There is always an element of uncertainty about the future. This compels man to take necessary steps to protect himself against unforeseen calamities. Man is always fighting for safety since the early age of life. Man’s life has to face calamities in different forms. Whether certain or uncertain, all future events are collectively known as “risk”. 


We can say that life and property re exposed to various types of risks. The business of insurance comes to the rescue of man and protects him against risks. Under an insurance contract, one party, called an insurer, undertakes to indemnify the loss caused to another party, called an insured, on the happening of a specified event, say destruction of property by fire, in consideration of a fixed periodic amount, termed premium. The document containing the terms of such a contract is known as policy and the sum with which the person or property is insured is called the amount of policy.

Meaning of Insurance:

Insurance is a co-operative device for spreading over the loss suffered by one or more persons, caused by a particular risk, over a large number of persons who agree to share the loss collectively. Dictionary meaning of the word “insurance” is an undertaking by a company, society or the state, to provide or safeguard against loss, provisions against sickness, death etc. in return for a regular payments called premium.

According to Patterson, “Insurance is a contract by which one party, for a compensation called the premium, assumes particular risks of the other party and promises to pay to him or his nominee a certain or ascertainable sum of money on a specified contingency”.

Types of Insurance

Legal Framework for Insurance Business:

The insurance is federal subject in India.

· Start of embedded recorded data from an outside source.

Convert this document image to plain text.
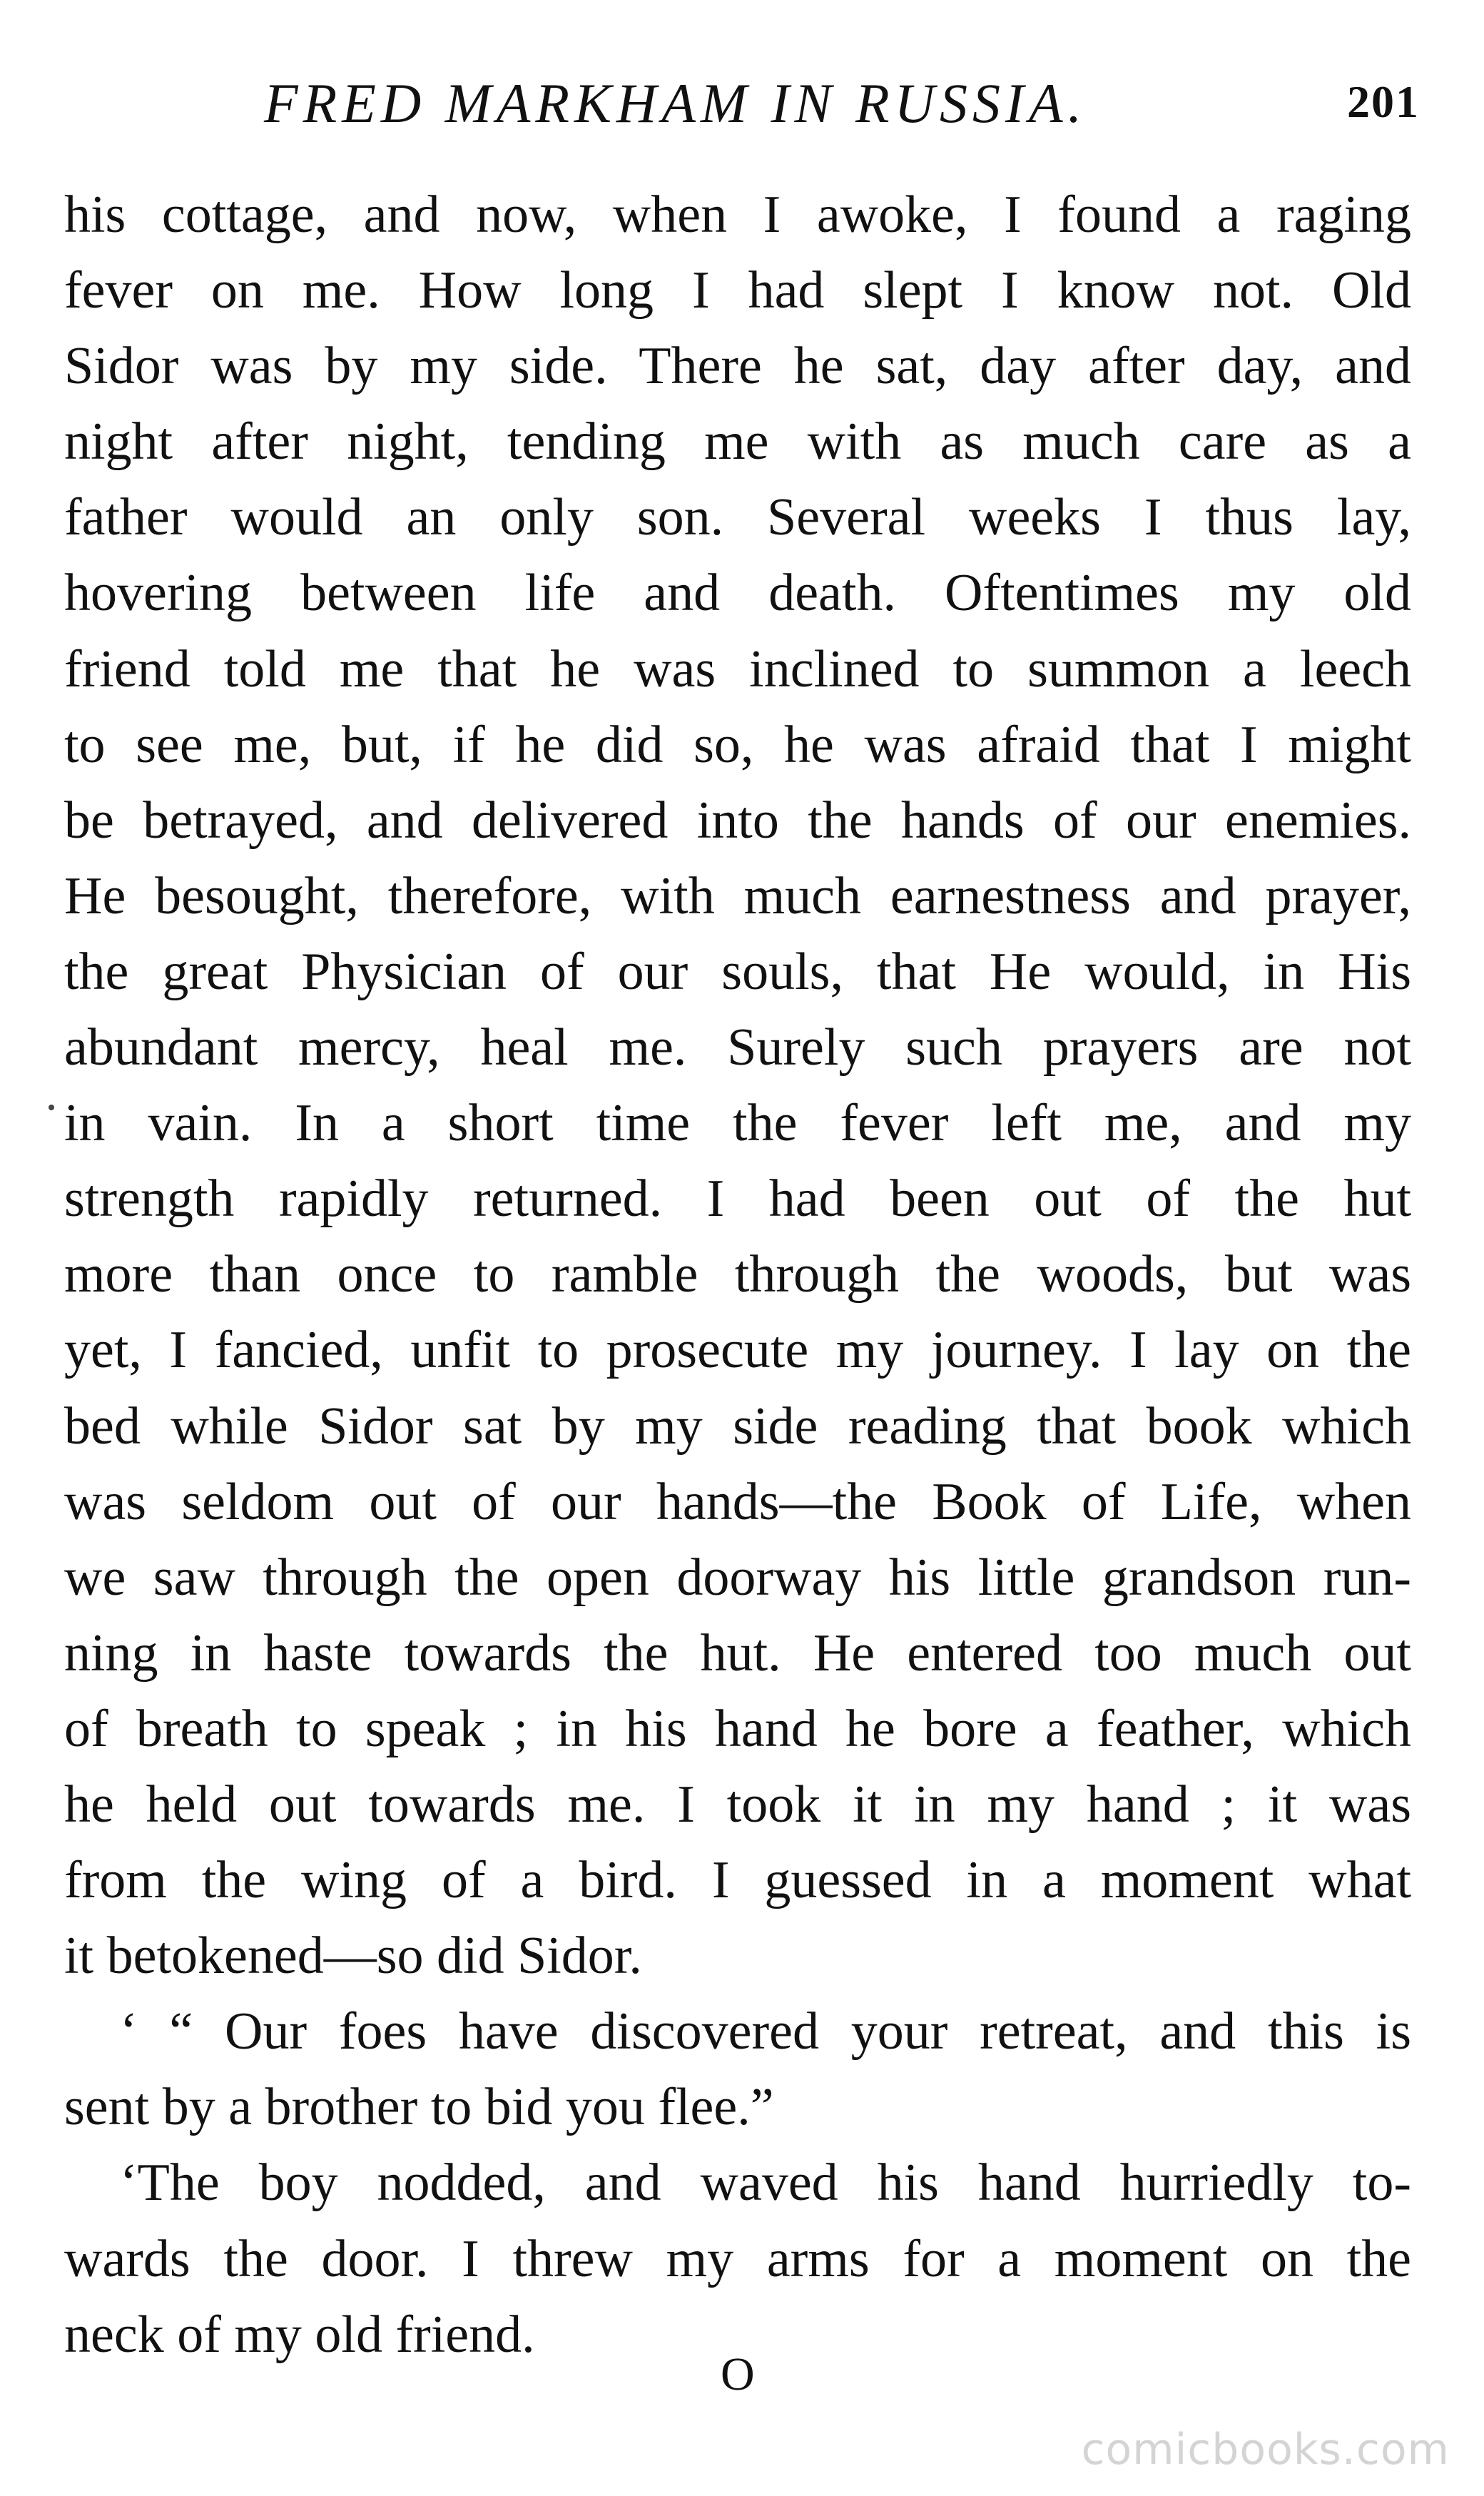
FRED MARKHAM IN RUSSIA.	201

his cottage, and now, when I awoke, I found a raging
fever on me. How long I had slept I know not. Old
Sidor was by my side. There he sat, day after day, and
night after night, tending me with as much care as a
father would an only son. Several weeks I thus lay,
hovering between life and death. Oftentimes my old
friend told me that he was inclined to summon a leech
to see me, but, if he did so, he was afraid that I might
be betrayed, and delivered into the hands of our enemies.
He besought, therefore, with much earnestness and prayer,
the great Physician of our souls, that He would, in His
abundant mercy, heal me. Surely such prayers are not
in vain. In a short time the fever left me, and my
strength rapidly returned. I had been out of the hut
more than once to ramble through the woods, but was
yet, I fancied, unfit to prosecute my journey. I lay on the
bed while Sidor sat by my side reading that book which
was seldom out of our hands—the Book of Life, when
we saw through the open doorway his little grandson run-
ning in haste towards the hut. He entered too much out
of breath to speak ; in his hand he bore a feather, which
he held out towards me. I took it in my hand ; it was
from the wing of a bird. I guessed in a moment what
it betokened—so did Sidor.

‘ “ Our foes have discovered your retreat, and this is
sent by a brother to bid you flee.”

‘The boy nodded, and waved his hand hurriedly to-
wards the door. I threw my arms for a moment on the
neck of my old friend.

O
comicbooks.com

The primary legislations which deal with various aspects relating to accounts and audits of an insurance business areas under:

(1) The Insurance Act, 1938 (Including Insurance Rules, 1939);

(2) The Insurance Regulatory and Development Authority Act, 1999;

(3) The Insurance Regulatory and Development Authority Regulations;


(4) The Companies Act, 1956; and

(5) The General Insurance Business (Nationalisation) Act, 1972 (including Rules framed there-under)

On account of amendment in the Section 3(11) of the Income Tax Act, 1961 providing for uniform accounting year, all Insurance Companies also close their annual accounts on 31st March each year w.e.f. accounting year ending 31st March, 1989. It has also been made mandatory according to the provisions of IRDA Act, 2000.